Pendant la saison des feuillages, cela peut poser de vrais problèmes. De nombreuses lignes fonctionnent avec des places réservées et les départs du week-end les plus pratiques affichent rapidement complet. Si vous attendez d’arriver au terminal, vous devrez peut-être patienter plusieurs heures, voire manquer complètement le bus de retour. Réservez en ligne dès que votre date est certaine et prenez les billets dans les deux sens.
Est-ce que passer la nuit dans le village vaut son prix ?
Oui, si vous arrivez à obtenir une chambre. Cela coûte plus cher qu’un hébergement à Takayama, mais vous gagnez deux choses qu’aucun autre budget ne peut offrir : une soirée paisible, avec les lumières chaudes qui brillent à travers le village, et un matin calme avant l’arrivée du premier bus. S’il ne reste plus de chambres à Ogimachi, essayez Ainokura, à Gokayama : l’expérience est comparable et il est souvent plus facile d’y trouver une chambre.
Quelle est la meilleure période pour voir les couleurs automnales ?
Généralement de la fin octobre à la mi-novembre, avec un pic souvent atteint au début du mois de novembre, même si le calendrier varie chaque année selon la météo. À l’approche de votre voyage, consultez les prévisions de feuillages de la région ainsi que les photos récentes publiées sur les réseaux sociaux afin de choisir les bonnes dates.
Dois-je monter au point de vue ? Vaut-il mieux y aller à pied ou en bus ?
Oui, car il offre la vue panoramique emblématique du village. Une navette part du village et coûte quelques centaines de yens par trajet, mais vous pouvez aussi emprunter le sentier en montée, qui prend environ 15–20 minutes. La marche permet d’économiser de l’argent et offre davantage de calme ; il vous faut simplement de bonnes chaussures. Les horaires de la navette varient selon la saison, alors vérifiez-les sur place.
Que faire si je voyage avec de jeunes enfants ou des personnes âgées ?
La visite est tout à fait accessible : le village est essentiellement plat, les distances sont courtes et vous trouverez des toilettes ainsi que des endroits où vous asseoir. Choisissez simplement un jour de semaine pour éviter la foule, prenez la navette plutôt que de monter à pied au point de vue et évitez la période 11 h–13 h, lorsque les restaurants et les stands de nourriture sont les plus fréquentés.
Puis-je combiner ce voyage avec Takayama ou Kanazawa ?
Tout à fait.

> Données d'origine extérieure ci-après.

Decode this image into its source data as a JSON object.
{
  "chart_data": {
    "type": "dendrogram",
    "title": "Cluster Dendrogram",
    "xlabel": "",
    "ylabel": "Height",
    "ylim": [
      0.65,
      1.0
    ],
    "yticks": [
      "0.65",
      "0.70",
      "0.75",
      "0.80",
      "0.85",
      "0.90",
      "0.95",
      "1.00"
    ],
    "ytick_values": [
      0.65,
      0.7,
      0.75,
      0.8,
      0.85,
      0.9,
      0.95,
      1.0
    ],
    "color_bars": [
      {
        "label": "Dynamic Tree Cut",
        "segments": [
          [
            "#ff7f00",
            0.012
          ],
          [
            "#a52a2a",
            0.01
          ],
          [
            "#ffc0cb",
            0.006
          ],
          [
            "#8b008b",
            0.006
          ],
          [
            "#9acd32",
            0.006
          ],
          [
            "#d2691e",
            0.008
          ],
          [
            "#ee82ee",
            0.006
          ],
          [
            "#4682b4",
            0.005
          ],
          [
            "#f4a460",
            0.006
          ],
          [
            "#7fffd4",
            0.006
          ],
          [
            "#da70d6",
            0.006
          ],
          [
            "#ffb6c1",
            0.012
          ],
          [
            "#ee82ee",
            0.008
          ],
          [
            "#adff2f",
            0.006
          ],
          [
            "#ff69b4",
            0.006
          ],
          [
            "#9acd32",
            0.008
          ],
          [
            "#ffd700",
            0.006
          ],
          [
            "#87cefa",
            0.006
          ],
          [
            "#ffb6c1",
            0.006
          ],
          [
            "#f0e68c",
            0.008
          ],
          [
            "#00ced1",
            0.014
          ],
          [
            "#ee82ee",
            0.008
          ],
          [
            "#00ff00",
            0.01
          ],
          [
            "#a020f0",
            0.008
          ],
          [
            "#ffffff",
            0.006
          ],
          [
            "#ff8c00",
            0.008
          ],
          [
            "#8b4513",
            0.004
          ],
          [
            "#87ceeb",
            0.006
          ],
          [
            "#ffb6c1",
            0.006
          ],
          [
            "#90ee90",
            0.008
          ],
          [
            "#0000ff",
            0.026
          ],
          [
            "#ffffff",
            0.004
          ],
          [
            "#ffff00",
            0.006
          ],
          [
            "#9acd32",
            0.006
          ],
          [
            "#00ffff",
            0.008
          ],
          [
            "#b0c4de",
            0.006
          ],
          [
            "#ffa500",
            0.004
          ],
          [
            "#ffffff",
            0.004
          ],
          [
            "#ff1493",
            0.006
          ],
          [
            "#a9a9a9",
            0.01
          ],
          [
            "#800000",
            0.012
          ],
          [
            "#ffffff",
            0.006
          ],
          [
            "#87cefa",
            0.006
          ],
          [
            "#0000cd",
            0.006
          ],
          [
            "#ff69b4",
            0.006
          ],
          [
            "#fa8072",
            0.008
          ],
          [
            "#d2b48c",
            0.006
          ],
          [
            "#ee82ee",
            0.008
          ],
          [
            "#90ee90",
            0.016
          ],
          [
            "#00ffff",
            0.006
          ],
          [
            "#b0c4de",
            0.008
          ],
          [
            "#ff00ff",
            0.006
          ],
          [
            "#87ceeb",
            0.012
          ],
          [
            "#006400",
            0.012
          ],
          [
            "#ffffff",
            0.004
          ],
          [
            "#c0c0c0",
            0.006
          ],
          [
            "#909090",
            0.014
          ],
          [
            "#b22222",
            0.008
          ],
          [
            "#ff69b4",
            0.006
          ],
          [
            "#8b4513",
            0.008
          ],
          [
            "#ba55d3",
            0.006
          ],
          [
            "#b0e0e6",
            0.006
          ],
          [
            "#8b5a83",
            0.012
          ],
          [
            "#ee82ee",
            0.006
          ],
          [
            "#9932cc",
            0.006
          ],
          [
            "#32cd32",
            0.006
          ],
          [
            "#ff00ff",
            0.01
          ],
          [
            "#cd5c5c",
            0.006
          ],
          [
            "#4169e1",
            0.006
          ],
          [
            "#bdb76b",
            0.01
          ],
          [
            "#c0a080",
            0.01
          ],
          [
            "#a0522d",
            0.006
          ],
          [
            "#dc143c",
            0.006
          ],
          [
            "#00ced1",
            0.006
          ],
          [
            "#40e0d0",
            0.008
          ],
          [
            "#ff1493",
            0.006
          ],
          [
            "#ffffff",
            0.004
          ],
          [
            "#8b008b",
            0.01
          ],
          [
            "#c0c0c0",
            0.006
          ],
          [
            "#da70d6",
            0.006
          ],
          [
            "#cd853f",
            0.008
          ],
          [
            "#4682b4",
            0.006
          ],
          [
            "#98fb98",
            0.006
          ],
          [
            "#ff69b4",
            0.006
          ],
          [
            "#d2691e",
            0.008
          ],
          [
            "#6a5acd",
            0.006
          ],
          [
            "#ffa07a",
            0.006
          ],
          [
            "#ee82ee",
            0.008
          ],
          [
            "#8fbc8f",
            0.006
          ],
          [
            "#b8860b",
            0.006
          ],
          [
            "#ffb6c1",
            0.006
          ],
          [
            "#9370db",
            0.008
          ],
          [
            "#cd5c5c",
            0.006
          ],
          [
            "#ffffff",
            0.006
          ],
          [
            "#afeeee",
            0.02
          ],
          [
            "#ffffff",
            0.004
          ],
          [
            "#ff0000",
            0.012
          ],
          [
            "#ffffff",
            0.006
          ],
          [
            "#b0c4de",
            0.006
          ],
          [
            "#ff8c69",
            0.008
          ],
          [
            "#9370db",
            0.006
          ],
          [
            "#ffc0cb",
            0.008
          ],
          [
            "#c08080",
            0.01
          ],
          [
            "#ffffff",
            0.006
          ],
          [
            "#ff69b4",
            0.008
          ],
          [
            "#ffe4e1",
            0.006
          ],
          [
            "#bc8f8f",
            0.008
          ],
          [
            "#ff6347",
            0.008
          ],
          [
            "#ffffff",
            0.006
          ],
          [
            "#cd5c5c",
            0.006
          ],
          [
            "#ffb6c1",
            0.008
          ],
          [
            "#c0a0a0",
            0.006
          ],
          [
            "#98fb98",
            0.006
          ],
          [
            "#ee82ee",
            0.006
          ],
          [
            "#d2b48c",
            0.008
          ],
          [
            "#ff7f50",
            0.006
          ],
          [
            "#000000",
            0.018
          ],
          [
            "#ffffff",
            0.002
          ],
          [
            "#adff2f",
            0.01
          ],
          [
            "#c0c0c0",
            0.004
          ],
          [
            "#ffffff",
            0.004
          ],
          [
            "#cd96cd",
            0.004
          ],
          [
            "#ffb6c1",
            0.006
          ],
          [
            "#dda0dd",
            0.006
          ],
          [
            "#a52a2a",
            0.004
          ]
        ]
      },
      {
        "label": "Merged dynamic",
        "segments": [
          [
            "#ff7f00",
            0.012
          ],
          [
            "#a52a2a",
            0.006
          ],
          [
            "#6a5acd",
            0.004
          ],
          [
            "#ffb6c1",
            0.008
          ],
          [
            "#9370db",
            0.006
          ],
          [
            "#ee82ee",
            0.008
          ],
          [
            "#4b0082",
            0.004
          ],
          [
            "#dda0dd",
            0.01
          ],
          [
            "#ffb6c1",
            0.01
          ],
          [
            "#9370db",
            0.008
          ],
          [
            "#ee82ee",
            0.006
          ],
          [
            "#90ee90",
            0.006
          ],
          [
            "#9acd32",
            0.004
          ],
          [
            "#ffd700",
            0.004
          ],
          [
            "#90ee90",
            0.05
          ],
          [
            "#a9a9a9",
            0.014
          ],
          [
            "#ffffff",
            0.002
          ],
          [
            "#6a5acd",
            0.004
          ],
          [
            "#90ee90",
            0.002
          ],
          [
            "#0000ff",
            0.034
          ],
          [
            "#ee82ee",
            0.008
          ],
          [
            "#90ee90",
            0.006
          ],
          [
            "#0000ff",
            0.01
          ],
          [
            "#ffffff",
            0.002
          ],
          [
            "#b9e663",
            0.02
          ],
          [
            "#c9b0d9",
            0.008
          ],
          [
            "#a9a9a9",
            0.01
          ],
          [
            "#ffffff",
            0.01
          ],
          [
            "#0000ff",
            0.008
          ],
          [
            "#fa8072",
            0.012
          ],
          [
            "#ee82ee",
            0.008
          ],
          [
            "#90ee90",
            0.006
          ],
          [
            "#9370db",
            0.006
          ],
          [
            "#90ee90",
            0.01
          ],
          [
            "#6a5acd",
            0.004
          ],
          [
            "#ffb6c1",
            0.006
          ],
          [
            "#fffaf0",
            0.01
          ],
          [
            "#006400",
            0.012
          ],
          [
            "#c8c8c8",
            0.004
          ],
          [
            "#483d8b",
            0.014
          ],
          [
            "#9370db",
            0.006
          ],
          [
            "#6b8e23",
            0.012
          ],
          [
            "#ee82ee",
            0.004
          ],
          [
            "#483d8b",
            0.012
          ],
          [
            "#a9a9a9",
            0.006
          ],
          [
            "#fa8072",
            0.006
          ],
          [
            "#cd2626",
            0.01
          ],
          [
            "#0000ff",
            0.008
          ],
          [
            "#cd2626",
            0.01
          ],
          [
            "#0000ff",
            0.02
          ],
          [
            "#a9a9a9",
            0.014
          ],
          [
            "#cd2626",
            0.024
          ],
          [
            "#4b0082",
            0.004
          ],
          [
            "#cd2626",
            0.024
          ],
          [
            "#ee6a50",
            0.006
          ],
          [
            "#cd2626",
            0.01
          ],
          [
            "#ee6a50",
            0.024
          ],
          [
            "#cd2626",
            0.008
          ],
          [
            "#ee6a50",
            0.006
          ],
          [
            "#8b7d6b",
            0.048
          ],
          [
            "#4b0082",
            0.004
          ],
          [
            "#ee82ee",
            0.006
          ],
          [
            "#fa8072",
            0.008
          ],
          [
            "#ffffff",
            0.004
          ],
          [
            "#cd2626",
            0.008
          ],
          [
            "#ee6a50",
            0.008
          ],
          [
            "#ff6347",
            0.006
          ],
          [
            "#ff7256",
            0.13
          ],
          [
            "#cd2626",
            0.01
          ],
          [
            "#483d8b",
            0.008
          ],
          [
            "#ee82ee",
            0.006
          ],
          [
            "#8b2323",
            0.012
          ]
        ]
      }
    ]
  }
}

L’option la plus courante et la plus pratique consiste à passer la nuit à Takayama ou Kanazawa, à consacrer une journée entière à Shirakawa-go et Gokayama, puis à poursuivre votre voyage le lendemain. Les deux villes possèdent de magnifiques quartiers historiques en automne et proposent des hébergements à différents niveaux de prix, bien plus abordables qu’un séjour dans le village lui-même.
Shirakawa-go n’a pas été « dénaturé par le tourisme », comme le suggèrent certaines critiques en ligne. Le village connaît simplement une période extrêmement bondée et une autre d’une beauté exceptionnelle, qui ne se chevauchent pas. Choisissez un jour de semaine, arrivez tôt ou restez jusqu’à tard, gardez Gokayama en réserve et sachez à l’avance combien vous comptez dépenser : si vous suivez ces quatre conseils, le village aux toits de chaume dans sa vallée rouge et dorée ressemblera exactement à ce que vous imaginiez — et peut-être même mieux.